A ex-assessora econômica da Secretaria de Geologia, Mineração e Transformação Mineral (SGM) do MME, Maria Amélia Enriquez - que, na época, tinha entre suas atribuições coordenar os trabalhos do novo código mineral - tem uma visão diametralmente oposta:
- De todas as concessões públicas no Brasil, o setor mineral é o menos regulado.
Por motivos distintos, Milanez concorda que o setor padece de uma regulação mais rígida do mercado:
- Não se pode ter mais mineração sendo feita da forma atual, inalterada desde os anos 70. Que tal pensarmos em outro tipo de mineração, onde as pessoas afetadas venham a ser de fato ouvidas?
O que existe de conhecimento no mercado sobre o novo código é um quebra-cabeças.
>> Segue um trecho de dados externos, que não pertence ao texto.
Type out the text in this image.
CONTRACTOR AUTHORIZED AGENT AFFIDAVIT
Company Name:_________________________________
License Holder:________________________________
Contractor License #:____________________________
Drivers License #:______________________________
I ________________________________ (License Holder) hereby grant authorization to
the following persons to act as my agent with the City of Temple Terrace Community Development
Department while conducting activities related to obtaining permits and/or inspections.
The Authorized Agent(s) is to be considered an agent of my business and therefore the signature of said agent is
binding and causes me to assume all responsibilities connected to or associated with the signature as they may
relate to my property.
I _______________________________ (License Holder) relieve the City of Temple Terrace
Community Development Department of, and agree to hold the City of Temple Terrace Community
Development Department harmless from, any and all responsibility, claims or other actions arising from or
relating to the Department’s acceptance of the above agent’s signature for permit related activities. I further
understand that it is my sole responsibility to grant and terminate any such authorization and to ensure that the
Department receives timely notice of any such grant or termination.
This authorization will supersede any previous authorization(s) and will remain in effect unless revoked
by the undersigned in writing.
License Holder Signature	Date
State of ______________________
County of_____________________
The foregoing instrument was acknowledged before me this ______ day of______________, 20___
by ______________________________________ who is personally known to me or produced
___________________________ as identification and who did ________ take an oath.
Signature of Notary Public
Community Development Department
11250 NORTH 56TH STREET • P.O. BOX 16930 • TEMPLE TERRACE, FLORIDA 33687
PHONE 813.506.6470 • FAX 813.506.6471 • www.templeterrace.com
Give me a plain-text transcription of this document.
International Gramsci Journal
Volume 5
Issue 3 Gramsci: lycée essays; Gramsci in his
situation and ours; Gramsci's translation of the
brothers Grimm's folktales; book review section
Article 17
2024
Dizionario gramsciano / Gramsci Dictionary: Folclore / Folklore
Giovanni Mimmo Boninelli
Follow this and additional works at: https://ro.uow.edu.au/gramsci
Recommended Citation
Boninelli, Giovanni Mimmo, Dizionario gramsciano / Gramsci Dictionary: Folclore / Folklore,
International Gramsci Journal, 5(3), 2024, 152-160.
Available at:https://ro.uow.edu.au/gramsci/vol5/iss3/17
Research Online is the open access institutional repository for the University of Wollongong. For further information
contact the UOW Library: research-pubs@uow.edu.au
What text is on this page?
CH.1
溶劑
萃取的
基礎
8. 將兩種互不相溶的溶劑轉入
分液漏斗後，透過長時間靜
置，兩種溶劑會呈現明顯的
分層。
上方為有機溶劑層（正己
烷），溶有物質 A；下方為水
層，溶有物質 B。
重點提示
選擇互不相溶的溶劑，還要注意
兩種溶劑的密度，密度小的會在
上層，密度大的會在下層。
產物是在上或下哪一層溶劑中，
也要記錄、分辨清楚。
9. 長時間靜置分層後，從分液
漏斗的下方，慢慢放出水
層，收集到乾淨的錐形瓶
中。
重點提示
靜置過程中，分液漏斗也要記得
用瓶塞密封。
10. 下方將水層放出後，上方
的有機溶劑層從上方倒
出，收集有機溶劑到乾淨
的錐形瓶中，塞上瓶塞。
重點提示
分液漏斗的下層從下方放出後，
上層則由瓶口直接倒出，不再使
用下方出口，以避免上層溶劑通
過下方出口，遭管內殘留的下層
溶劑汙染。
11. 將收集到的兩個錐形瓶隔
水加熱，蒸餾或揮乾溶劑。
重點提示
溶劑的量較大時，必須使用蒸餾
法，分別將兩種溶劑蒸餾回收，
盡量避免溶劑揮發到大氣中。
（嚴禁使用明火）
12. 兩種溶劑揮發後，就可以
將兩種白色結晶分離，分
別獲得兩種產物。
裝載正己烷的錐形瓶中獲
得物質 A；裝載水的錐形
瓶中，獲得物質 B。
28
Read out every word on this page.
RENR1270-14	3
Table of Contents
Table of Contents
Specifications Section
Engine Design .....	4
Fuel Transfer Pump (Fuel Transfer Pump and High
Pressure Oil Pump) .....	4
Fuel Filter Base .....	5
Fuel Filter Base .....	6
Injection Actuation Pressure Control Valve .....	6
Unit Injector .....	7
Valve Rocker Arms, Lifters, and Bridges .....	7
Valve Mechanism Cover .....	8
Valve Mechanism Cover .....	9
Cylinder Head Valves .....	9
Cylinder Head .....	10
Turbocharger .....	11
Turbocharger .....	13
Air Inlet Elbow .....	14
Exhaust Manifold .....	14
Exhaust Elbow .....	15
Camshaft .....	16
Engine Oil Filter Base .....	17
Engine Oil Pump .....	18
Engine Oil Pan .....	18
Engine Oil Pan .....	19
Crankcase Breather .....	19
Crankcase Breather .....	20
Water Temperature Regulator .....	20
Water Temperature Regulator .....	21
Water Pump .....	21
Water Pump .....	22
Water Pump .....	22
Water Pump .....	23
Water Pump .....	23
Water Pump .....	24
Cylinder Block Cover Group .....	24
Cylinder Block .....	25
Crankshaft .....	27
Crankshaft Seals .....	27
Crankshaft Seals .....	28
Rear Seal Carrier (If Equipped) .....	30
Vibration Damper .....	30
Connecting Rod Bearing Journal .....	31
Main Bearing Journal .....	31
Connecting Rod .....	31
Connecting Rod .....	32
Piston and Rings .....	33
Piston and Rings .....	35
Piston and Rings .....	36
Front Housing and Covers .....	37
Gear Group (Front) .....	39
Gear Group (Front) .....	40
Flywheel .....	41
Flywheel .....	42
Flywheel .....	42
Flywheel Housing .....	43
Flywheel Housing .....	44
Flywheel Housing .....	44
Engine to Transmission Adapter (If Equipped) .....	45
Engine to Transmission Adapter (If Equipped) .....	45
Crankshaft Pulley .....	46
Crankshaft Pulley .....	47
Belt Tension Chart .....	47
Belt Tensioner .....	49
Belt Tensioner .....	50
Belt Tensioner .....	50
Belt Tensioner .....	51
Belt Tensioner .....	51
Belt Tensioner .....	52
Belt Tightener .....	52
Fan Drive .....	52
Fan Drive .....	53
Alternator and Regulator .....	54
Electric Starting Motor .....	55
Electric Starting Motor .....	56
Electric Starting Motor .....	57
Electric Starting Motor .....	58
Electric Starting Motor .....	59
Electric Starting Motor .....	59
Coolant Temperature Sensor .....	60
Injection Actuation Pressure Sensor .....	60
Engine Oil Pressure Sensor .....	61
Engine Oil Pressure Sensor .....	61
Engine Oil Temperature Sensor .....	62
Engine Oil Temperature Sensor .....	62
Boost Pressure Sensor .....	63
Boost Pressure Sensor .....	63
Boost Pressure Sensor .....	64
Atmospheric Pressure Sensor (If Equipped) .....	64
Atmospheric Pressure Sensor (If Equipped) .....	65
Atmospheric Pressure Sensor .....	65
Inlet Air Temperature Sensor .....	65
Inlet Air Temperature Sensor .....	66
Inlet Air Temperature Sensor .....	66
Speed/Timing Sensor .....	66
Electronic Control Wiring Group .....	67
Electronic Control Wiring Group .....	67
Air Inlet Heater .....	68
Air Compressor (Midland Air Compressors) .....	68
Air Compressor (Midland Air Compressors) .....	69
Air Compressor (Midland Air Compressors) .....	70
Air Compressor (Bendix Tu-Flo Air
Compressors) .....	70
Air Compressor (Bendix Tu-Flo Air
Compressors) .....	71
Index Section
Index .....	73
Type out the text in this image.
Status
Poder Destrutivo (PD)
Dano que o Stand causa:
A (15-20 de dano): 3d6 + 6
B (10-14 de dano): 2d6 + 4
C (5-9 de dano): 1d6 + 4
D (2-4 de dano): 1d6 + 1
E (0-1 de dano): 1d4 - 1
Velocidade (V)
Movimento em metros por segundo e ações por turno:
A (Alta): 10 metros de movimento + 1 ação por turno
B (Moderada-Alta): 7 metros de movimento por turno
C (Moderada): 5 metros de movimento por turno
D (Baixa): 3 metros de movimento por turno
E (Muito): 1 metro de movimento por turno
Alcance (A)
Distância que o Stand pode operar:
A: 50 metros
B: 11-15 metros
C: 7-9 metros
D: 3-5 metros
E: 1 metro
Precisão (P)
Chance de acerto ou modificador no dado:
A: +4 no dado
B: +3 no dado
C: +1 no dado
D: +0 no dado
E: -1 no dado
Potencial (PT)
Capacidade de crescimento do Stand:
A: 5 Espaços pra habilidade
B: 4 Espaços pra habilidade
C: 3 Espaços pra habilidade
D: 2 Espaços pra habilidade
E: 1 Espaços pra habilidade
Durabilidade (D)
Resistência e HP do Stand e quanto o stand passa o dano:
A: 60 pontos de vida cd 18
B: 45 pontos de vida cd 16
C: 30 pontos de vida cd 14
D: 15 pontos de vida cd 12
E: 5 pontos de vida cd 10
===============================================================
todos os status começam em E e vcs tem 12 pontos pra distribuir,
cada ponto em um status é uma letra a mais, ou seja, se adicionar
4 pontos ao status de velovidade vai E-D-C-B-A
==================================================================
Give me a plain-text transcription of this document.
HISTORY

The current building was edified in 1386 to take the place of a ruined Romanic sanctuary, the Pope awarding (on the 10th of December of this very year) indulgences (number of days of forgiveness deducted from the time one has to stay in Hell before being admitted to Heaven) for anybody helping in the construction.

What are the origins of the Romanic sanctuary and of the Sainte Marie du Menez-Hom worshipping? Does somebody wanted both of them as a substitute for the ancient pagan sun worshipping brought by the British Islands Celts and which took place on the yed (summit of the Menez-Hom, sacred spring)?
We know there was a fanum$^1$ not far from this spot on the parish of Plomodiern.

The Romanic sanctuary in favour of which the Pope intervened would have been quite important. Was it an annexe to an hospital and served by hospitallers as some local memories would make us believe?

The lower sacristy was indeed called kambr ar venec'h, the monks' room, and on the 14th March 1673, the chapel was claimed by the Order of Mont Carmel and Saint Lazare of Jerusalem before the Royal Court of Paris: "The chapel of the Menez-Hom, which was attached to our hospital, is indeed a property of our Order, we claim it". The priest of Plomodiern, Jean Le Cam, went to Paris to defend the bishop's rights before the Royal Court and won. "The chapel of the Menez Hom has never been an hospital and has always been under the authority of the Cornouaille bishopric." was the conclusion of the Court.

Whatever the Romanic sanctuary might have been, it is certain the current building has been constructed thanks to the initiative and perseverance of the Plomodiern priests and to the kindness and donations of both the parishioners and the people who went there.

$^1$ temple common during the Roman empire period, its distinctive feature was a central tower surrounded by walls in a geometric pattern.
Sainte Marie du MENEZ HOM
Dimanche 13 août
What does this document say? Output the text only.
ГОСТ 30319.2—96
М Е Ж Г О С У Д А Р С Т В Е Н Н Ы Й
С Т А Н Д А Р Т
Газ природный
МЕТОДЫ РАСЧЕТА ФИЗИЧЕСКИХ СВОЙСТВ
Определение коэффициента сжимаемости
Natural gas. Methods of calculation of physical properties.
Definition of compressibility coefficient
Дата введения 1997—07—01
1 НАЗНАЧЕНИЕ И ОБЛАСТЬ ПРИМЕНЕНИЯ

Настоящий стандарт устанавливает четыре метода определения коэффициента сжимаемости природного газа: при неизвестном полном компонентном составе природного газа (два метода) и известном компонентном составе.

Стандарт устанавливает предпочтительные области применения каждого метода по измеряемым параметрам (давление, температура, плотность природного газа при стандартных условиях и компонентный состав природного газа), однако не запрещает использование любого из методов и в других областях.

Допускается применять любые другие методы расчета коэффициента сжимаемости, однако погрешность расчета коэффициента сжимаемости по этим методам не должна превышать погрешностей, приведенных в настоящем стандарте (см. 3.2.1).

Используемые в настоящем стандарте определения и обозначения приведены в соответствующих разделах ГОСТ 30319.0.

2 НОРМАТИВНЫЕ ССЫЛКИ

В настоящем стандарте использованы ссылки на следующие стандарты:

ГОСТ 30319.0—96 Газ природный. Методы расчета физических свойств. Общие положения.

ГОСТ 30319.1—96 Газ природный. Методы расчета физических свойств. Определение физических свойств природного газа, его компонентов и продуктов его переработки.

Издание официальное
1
Cogita-se que o novo marco prevê a criação de uma agência reguladora, as lavras serão licitadas como as áreas de extração de petróleo e os contratos firmados terão prazo de término - de 35 anos. Também se arrasta a definição dos novos royalties a serem pagos pelo setor, a Compensação Financeira pela Exploração de Recursos Minerais (CFEM), que podem ser corrigidos independentemente de mudanças no marco regulatório. A alíquota hoje oscila de 0,2% a 3%. Os royalties cobrados aqui são menores do que em outros países. Outra novidade esperada é a criação de áreas especiais, de maior valor e potencial mineral, que só o governo poderia pesquisar.